NCR, which is represented in SA by Altron company National Data Systems, provides such products as self-service terminals, financial imaging solutions, data warehousing, retail automation solutions and computing platforms.
According to Rubin, many transactions at branch level can be automated as self-service transactions through kiosks and self-service terminals even within the branches themselves.
He says transactions banks think are their own are in fact not, since there are other players who want those transactions for their profitability.
As an example, he cites the 7-Eleven retail chain in the US, which has rolled out devices allowing customers to buy tickets, cash cheques and conduct a host of other transactions.
"Thirty percent of people in the US are unbanked, but they still get their wages paid as cheques every week or two weeks, so 7-Eleven is offering cheque cashing facilities.
"They charge 2% to 6% of the cheque`s face value. You don`t have to do too many transactions a week to justify that investment.

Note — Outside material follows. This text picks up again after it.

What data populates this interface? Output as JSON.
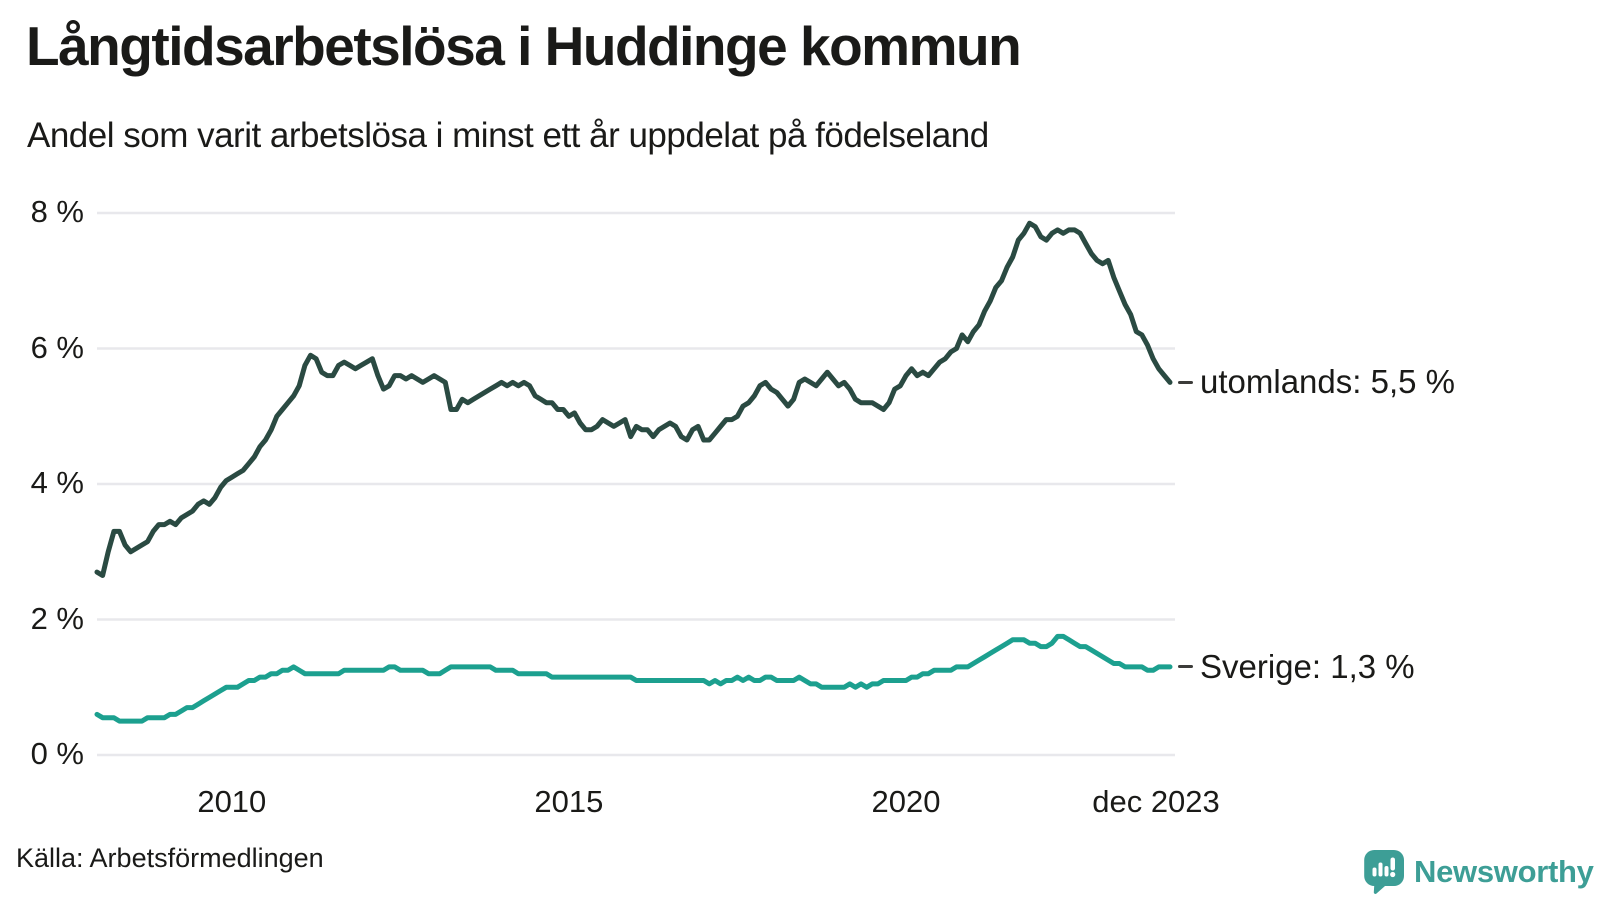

Put ticket buying and other facilities on top of that and it makes a lot of sense," he adds.
Rubin says banks still have the costs of handling physical instruments such as cash, cheques and deposit slips. NCR is investing a large part of its research and development in that area as it believes it represents a huge opportunity.
Automating through self-service is affordable and the opportunity exists to do that.
Adonis Papaconstantinou, NCR financial solutions division VP for the Middle East and Africa, cites Spanish bank Caja Madrid, which is planning to migrate 70% of its branch transactions to the self-service arena, and is engaged in a large-scale pilot project in this regard.
Papaconstantinou says what banks want is to be able to set up financial services boutiques with 24-hour access, connected to the office-hour bank branch. These could incorporate bar code scanners, small media dispensers, coin deposits, multifunction ATMs and other facilities, offering both traditional banking as well as other products such as insurance.